Searchlight Goes GPU - Fast Multi-Voxel Pattern Analysis of fMRI Data

Anders Eklund1, Malin Bjrnsdotter2, 3, Johannes Stelzer4, Stephen LaConte1, 5

1Virginia Tech Carilion Research Institute, Roanoke, VA, United States; 2University of Gothenburg, Gteborg, Sweden; 3Nanyang Technological University, Singapore, Singapore; 4Max-Planck-Institute for Human Cognitive and Brain Sciences, Leipzig, Germany; 5School of Biomedical Engineering & Sciences, Virginia Tech-Wake Forest University, Blacksburg, VA, United States


The searchlight algorithm is a popular choice for locally-multivariate decoding of fMRI data.
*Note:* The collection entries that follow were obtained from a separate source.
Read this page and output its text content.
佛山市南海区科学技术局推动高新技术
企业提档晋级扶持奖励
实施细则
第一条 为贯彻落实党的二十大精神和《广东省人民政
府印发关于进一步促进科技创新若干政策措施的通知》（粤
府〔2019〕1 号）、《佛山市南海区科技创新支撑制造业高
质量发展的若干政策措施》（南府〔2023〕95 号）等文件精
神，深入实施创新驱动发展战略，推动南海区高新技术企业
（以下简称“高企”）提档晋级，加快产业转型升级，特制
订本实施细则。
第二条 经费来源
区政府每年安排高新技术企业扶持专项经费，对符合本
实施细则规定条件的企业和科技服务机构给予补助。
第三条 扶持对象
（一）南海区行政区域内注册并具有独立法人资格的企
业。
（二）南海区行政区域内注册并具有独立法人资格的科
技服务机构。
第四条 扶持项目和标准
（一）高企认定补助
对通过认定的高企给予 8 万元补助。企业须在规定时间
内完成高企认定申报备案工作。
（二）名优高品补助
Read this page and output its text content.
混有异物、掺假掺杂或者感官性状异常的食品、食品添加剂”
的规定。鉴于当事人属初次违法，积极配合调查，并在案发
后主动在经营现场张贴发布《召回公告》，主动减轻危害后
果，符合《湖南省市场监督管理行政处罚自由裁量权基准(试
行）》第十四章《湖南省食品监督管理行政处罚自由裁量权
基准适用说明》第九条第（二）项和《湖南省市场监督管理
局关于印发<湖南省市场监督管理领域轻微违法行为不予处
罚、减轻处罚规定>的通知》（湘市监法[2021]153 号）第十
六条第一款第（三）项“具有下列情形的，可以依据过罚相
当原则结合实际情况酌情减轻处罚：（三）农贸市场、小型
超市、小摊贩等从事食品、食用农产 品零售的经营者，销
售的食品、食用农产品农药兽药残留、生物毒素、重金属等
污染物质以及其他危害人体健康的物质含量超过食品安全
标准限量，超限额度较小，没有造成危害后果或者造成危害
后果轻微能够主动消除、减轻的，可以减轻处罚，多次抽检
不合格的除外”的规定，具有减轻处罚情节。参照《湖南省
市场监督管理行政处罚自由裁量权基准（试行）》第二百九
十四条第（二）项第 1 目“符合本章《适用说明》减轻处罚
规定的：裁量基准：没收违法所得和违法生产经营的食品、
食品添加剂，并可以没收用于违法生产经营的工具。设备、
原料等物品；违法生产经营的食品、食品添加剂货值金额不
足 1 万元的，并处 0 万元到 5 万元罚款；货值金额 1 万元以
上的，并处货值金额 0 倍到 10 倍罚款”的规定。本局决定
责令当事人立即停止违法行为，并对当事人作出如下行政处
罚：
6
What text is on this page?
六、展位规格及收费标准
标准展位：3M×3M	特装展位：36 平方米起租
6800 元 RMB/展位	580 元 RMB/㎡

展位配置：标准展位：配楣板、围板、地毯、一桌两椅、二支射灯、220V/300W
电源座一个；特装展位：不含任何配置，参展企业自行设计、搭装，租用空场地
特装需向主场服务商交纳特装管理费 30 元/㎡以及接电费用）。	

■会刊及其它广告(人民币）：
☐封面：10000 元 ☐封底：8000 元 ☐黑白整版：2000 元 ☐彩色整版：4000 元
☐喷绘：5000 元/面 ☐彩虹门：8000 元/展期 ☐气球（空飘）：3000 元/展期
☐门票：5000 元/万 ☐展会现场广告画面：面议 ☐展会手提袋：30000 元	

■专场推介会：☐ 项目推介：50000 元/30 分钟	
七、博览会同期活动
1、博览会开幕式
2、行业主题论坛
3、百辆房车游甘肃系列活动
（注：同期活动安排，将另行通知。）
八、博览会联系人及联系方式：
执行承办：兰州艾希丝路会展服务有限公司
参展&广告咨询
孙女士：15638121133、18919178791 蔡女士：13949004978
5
A substantial drawback of searchlight is the increase in computational complexity, compared to the univariate general linear model. This is especially true for large searchlight spheres, non-linear classifiers, cross validation schemes and statistical permutation testing. Here we therefore present a graphics processing unit (GPU) implementation of the searchlight algorithm, to enable fast locally-multivariate fMRI analysis. The GPU implementation is 21 times faster than a multithreaded Matlab implementation. This makes it possible to apply 10 000 permutations with leave-one-out cross-validation in about 19 minutes.